Chamado de coxinha pelos companheiros da seleção de 1982 por conta da grossura de suas pernas, Zico viu o sentido do apelido mudar junto com o poder aquisitivo do público que fica à beira do campo. Na fronteira entre o humor e a segregação que ainda insiste em dividir o país entre ricos e pobres, coxinha hoje é quem pode pagar R$ 165 para ver o jogo de hoje no setor Maracanã Mais que cobriu de cadeiras e mimos o espaço outrora livre para a confraternização geral.
— Era uma delícia fazer gol e ir comemorar ali com os caras — lembrou Zico, que repetiu por 333 vezes o ritual que faz dele não apenas o maior artilheiro do Maracanã como também o jogador que mais se deparou o sorriso escancarado do geraldino. — Várias vezes tive vontade de pular daquele fosse e cair em cima deles.
Com a explosão de vigor e talento do início da carreira, Romário ia até o limite. Depois de marcar seus gols em alta velocidade, saltava as placas de publicidade e precisava ir até a geral para completar a desaceleração. Sem o mesmo vigor físico, o atual senador usa os atalhos da política para continuar provocando manifestações de amor e ódio, como mostra o documentário de 73 minutos.
— Quando comecei no Vasco, a geral era o fervo. Como a torcida do Flamengo era maior, ia para perto deles para irritar mais ainda.
A capacidade de enfrentar o campo majoritário atravessa o depoimento daqueles que tratam a reforma e a concessão do estádio como um atentado ao interesse público e ao espaço da democracia social que o estádio oferecia quando foi erguido em 1950. Para o deputado Marcelo Freixo, “a privatização do Maracanã é uma das coisas mais escandalosas que eu vi na vida pública”. Ao lembrar que os colonizadores espanhóis erguiam suas catedrais sobre os templos incas para materializar a dominação cultural e política, o jornalista Lúcio de Castro, às lágrimas, afirma que os agentes da reforma do Maracanã “fizeram questão desse desaforo. Em cima do nosso templo, construíram o templo deles”.
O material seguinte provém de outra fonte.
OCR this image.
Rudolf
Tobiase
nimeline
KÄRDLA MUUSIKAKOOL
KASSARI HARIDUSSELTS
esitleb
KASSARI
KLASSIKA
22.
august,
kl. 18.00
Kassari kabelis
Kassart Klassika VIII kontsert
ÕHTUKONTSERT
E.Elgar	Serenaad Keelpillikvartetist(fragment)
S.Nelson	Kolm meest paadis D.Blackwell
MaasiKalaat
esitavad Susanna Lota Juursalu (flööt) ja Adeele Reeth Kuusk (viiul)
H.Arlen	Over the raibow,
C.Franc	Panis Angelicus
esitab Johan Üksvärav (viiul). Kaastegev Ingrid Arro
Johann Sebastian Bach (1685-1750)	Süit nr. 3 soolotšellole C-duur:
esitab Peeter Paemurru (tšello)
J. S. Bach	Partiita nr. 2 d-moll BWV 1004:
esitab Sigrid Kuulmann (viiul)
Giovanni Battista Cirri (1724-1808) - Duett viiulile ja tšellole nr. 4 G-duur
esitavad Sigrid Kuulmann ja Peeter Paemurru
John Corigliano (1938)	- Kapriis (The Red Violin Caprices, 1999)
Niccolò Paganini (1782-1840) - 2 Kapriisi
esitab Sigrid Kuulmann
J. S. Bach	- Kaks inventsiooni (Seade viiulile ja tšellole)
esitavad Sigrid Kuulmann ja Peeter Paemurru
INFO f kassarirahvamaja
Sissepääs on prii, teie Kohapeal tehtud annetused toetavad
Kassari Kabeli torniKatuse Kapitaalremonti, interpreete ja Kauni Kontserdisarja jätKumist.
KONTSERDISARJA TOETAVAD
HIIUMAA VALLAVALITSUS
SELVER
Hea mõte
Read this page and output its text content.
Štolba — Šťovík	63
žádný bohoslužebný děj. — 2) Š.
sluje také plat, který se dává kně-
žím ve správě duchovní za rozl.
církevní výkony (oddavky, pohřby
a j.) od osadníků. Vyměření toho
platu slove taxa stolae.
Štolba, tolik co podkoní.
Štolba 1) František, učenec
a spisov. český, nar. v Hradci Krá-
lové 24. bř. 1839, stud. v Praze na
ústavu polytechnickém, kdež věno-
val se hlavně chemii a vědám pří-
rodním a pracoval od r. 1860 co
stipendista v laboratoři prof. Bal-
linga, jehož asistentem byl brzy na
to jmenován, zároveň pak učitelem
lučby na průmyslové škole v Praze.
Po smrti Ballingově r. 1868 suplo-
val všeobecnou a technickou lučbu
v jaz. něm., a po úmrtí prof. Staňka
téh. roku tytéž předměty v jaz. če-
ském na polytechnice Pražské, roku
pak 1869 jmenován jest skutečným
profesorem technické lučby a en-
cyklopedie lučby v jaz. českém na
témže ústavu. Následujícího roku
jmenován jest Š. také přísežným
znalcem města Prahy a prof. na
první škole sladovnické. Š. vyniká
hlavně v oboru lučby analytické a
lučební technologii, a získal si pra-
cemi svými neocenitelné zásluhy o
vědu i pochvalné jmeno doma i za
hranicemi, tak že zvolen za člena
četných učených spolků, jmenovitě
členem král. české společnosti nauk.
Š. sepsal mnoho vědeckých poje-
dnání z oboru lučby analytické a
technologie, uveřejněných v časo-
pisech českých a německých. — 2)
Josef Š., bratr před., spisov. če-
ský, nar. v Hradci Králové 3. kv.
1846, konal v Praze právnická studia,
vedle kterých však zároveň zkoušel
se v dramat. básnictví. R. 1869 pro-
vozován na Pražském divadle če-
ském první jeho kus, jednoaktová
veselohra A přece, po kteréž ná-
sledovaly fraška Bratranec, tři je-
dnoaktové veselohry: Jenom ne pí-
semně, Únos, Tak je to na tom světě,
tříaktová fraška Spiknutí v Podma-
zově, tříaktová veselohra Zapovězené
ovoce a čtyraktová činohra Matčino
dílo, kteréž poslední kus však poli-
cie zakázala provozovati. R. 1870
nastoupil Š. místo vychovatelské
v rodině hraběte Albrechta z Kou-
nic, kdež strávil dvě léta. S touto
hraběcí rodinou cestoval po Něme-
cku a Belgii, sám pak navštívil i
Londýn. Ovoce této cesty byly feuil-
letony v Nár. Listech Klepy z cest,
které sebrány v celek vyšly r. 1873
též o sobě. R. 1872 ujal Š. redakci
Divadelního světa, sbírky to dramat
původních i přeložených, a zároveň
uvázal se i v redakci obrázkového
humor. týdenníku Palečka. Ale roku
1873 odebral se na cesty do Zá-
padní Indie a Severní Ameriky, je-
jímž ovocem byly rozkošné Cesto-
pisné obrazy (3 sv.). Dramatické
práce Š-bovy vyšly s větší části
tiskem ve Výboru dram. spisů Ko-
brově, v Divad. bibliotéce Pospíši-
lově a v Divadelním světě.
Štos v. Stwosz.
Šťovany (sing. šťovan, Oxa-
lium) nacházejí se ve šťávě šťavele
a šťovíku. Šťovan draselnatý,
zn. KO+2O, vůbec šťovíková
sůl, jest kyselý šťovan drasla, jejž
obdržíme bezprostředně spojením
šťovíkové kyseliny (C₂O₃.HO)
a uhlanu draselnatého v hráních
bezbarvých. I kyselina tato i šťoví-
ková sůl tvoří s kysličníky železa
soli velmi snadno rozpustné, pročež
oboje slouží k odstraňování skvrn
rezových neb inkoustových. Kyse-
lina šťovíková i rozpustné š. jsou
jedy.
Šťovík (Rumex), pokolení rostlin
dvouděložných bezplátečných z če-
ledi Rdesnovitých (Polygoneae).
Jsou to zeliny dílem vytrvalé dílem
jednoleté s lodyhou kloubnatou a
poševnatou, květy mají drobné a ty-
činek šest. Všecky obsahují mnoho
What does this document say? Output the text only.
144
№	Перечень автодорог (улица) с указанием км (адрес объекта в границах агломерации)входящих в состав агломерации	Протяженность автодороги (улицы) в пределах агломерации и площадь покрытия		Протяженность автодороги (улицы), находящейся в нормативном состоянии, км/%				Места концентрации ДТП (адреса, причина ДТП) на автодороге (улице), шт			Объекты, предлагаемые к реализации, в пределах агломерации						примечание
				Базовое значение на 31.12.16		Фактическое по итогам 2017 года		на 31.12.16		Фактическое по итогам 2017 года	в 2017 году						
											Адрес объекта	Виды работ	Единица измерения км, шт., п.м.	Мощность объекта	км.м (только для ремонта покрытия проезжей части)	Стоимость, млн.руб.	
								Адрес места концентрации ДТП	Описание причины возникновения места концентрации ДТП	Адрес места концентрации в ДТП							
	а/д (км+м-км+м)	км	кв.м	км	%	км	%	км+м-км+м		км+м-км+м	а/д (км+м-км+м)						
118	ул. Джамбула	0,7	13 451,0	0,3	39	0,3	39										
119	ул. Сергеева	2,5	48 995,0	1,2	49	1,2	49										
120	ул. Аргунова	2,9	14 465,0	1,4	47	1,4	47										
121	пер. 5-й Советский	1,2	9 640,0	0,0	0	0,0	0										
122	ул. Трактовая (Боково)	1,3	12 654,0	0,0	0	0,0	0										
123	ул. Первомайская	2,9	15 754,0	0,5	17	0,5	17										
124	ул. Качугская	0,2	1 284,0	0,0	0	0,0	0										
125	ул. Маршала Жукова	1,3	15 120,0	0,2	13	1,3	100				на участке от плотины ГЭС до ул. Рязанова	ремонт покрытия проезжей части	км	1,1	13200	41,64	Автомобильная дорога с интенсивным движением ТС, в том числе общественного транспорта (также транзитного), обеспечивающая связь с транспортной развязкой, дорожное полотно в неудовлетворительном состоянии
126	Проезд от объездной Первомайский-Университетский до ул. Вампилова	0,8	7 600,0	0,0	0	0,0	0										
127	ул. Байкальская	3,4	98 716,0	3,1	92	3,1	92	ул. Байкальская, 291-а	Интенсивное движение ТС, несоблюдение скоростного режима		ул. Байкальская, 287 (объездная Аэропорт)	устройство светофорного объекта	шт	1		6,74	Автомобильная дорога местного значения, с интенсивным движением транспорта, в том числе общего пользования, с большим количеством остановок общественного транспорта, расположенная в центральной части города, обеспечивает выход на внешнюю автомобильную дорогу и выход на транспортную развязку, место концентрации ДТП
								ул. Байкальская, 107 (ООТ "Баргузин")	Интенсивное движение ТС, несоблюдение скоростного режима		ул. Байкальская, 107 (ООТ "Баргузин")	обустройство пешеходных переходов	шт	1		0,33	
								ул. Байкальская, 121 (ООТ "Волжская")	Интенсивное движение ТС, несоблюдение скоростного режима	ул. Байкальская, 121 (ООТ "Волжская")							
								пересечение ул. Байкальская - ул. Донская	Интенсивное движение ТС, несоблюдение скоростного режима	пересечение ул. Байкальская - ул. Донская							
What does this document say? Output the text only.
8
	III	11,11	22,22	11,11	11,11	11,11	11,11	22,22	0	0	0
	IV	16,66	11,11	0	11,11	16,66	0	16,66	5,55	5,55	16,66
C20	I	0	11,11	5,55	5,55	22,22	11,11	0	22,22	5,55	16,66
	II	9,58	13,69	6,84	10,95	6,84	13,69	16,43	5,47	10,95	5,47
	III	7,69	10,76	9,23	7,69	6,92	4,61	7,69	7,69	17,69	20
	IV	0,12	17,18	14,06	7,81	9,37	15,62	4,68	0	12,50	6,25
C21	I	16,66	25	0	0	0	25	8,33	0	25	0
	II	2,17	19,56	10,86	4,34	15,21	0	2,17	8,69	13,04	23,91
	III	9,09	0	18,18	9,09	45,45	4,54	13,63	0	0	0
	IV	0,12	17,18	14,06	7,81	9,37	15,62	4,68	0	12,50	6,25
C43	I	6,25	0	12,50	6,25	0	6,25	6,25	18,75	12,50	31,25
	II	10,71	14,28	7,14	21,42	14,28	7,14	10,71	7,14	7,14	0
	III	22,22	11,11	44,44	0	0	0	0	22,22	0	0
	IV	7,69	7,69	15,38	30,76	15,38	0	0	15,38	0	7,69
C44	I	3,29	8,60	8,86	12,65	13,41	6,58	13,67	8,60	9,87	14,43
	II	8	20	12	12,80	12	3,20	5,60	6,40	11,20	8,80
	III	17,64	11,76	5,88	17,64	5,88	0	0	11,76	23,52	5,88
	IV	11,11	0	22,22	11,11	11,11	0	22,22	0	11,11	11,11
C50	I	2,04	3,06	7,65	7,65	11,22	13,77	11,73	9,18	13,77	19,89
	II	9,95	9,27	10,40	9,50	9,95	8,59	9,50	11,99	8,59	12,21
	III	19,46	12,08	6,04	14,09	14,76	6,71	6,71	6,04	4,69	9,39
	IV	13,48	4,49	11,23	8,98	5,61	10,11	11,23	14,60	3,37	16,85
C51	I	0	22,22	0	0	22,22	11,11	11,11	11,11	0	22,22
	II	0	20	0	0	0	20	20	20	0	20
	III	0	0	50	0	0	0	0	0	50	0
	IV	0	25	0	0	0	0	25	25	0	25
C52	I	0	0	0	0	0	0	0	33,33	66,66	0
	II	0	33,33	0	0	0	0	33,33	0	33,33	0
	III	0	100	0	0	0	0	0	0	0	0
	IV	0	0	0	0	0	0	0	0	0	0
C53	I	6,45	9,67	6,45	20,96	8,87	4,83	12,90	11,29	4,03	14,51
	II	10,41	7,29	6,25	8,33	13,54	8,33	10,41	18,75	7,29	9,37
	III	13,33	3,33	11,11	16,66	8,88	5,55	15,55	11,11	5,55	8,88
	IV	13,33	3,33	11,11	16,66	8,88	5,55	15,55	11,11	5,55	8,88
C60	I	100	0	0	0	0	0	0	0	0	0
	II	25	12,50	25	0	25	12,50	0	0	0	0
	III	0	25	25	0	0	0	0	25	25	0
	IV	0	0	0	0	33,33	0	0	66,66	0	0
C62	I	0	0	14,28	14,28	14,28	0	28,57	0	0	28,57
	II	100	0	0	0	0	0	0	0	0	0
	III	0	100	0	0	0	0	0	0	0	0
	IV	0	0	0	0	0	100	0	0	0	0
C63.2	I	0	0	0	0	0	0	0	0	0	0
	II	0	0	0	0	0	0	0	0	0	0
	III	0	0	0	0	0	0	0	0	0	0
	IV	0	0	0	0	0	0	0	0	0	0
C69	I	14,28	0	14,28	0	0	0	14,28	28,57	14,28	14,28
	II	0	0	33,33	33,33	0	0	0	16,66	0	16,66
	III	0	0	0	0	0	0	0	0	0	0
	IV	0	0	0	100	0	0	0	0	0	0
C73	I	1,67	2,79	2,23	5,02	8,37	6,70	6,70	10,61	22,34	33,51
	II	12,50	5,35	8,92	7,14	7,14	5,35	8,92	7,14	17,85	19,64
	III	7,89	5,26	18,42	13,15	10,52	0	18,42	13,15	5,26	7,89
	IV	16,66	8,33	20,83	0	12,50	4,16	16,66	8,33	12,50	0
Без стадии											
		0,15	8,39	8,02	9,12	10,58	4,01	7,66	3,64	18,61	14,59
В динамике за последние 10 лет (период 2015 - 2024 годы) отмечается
Em meio aos protestos que marcaram a audiência pública sobre a concessão, o filme mostra quando o então secretário da Casa Civil, Régis Fichtner pede a palavra para determinar o prosseguimento do processo “que obedece as regras democráticas”. Sem a mesma tensão daquele momento, num depoimento gravado num dos camarotes do novo Maracanã, o diretor de marketing do consórcio, Marcelo Frazão, diz que a nova ocupação do estádio não confirmou a expectativa da elitização antes de combater a nostalgia geral ao dizer que “ninguém tem saudade de um lugar que era incômodo, inseguro e quase insalubre”.
A explosão de gol e urina que vinha das arquibancadas repete aos fluxos contraditórios da cidade em que a verticalização não basta para definir o lugar de cada um. Se, até o início do século XX, subir na vida significava morar no alto do morro, para fugir da falta de saneamento das áreas planas e alagadas, hoje a higienização do espaço público desceu ladeira e arquibancada abaixo.
LIBERDADE DE EXPRESSÃO
Valor inalienável na democracia, a liberdade de expressão tinha o preço da camaradagem no antigo Maracanã. Para ter o nome gritado no ouvido do treinador, o ex-atacante rubro-negro, Julio Cesar Urigeler, lembra que alguns companheiros iam até o limite da geral antes do jogo e distribuíam laranjas e sanduíches, retirado do farnel dos jogadores. Hoje, o direito de ser ouvido em campo virou um privilégio para quem pode frequentar o Maracanã mais que os outros.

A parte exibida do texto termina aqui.